Crosby and Bachman present at National Undergraduate Research Conference

Biochemistry major Hallie Crosby (C’ 16) and Professor Robert Bachman attended the National Conference on Undergraduate Research (NCUR), held on the campus of the University of Kentucky in Lexington, KY from April 2 to 4.  The conference, the largest undergraduate research meeting in the U.S., welcomed over 4200 participants this year from every discipline imaginable.  Student sessions include art gallery showings, oral and poster presentations of original scholarship, and performing art sessions featuring music, dance, and acting.  Additional programming includes career and graduate school sessions for students and professional development and networking sessions for faculty.

Hallie presented a poster entitled “Interactions Of Dialkylcarboxy Complexes With Divalent Metal Ions Potentially Form Liquid Crystalline Conducting Materials.”  This poster details the results of the research she carried out in Prof. Bachman’s lab in the summer of 2013, immediately following her freshman year.  This work is part of a larger ongoing research project in the Bachman lab that has been supported by NSF funding (CHE-0911070).  

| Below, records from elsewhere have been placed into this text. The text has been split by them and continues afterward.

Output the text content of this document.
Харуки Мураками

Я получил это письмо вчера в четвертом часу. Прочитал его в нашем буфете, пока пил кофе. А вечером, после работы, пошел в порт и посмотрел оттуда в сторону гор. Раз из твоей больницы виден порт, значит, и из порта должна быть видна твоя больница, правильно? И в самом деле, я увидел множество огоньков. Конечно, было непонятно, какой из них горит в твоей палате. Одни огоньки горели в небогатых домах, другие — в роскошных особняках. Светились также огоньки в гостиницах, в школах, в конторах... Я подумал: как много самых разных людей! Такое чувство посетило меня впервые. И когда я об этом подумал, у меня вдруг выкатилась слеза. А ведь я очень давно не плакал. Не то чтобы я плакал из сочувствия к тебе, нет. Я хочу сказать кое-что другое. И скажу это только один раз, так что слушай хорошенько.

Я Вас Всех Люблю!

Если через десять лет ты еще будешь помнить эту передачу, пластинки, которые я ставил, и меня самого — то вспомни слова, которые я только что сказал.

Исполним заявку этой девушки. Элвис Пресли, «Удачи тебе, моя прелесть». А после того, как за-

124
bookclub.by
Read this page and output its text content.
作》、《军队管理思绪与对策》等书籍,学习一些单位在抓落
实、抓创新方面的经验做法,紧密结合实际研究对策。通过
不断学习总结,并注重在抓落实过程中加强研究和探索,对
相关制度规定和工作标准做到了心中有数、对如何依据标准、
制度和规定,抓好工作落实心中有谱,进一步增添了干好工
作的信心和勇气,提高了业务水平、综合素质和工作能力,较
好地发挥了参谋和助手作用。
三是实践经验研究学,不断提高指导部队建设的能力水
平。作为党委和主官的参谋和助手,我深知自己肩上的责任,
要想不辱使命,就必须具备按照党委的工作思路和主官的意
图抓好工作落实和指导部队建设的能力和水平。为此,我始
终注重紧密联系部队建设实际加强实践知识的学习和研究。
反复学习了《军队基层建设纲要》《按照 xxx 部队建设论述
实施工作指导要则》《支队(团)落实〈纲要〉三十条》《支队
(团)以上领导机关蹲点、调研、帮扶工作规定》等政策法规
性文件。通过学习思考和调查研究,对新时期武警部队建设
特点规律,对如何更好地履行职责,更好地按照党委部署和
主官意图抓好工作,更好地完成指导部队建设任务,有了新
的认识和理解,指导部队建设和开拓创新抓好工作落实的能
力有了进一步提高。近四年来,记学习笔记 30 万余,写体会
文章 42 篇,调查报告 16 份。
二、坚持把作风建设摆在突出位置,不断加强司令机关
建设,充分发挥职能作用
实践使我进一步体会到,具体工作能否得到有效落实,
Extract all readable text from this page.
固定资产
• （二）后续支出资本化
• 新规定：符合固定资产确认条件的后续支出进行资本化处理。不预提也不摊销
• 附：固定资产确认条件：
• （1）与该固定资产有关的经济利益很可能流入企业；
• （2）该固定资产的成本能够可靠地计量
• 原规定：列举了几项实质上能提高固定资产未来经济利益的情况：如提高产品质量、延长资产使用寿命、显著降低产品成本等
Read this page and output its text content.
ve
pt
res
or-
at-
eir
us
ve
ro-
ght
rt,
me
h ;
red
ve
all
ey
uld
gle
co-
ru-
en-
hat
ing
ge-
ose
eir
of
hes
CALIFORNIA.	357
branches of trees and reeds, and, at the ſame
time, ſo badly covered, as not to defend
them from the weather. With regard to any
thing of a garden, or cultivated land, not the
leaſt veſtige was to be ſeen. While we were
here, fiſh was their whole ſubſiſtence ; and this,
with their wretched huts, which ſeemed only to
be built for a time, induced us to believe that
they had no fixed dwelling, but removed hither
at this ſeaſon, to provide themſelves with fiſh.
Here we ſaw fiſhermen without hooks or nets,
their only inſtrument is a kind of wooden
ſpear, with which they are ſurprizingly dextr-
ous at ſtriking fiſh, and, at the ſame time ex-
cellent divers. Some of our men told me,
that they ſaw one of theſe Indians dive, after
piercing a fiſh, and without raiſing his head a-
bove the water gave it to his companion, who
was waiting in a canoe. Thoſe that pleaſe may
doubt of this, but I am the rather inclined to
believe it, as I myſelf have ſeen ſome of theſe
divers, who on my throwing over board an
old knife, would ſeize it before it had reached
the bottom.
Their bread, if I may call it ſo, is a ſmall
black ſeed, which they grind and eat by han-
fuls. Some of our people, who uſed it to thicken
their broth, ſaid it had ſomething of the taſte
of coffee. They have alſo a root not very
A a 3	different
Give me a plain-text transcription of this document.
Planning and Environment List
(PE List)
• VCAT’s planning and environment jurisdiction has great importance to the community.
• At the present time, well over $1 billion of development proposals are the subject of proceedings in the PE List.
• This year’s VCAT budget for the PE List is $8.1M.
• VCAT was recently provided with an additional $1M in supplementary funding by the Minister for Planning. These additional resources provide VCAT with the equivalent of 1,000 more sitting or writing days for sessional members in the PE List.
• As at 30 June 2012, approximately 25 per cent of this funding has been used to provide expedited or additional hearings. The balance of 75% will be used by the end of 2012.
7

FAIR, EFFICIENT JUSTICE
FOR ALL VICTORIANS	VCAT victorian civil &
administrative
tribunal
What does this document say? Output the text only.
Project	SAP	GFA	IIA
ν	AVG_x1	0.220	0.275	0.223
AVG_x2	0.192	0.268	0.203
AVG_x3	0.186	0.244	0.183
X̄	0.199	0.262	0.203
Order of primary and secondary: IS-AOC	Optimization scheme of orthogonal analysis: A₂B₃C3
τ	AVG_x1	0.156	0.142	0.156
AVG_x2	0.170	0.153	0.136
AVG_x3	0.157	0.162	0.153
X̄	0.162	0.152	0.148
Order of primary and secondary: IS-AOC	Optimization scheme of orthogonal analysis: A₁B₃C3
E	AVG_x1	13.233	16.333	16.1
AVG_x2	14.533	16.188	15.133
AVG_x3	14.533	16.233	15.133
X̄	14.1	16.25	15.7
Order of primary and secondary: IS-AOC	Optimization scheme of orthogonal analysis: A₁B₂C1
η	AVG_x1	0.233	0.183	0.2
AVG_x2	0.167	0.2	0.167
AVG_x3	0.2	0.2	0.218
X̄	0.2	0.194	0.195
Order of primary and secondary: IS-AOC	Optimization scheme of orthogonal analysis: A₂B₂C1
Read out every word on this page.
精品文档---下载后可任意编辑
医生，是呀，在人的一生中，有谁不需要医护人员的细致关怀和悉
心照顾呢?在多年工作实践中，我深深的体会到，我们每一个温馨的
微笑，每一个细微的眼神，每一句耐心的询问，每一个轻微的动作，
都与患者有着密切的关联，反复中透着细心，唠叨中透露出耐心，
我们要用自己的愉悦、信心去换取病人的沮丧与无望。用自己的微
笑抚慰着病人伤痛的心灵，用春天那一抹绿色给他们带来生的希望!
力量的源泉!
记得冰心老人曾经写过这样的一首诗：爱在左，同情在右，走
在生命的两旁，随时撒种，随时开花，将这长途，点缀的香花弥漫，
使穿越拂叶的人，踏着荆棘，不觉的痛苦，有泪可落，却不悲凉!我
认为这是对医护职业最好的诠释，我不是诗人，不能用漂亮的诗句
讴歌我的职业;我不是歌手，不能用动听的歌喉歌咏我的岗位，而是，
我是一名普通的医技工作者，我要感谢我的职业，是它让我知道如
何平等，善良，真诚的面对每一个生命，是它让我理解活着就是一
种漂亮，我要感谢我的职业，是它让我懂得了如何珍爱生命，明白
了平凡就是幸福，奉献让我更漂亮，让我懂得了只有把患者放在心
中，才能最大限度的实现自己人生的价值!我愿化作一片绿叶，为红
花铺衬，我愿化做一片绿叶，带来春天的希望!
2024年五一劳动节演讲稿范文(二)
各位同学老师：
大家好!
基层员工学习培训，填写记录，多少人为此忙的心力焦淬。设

Prof. Bachman joined with Prof. Jeff Thompson of the Art and Art History Department to present a faculty development session entitled “Integrating Research into the Curriculum:  Case Studies from Across the Campus at The University of the South.”  This session explored the approach that Prof. Bachman has taken to integrate his research into his inorganic chemistry course as well as the approach taken by Prof. Thompson and Prof. Kelly Whitmer to design a course around historical research of objects and the history or science (Monsters, Marvels and Museums) that also linked to student researchers working with these faculty as mentors.  The session highlighted the significant progress that Sewanee has made in integrating collaborative scholarship into the academic life of campus and provided a springboard for a lively discussion by the attendees about both practical approaches for integrating research into classes and some of the pitfalls to be avoided in the process.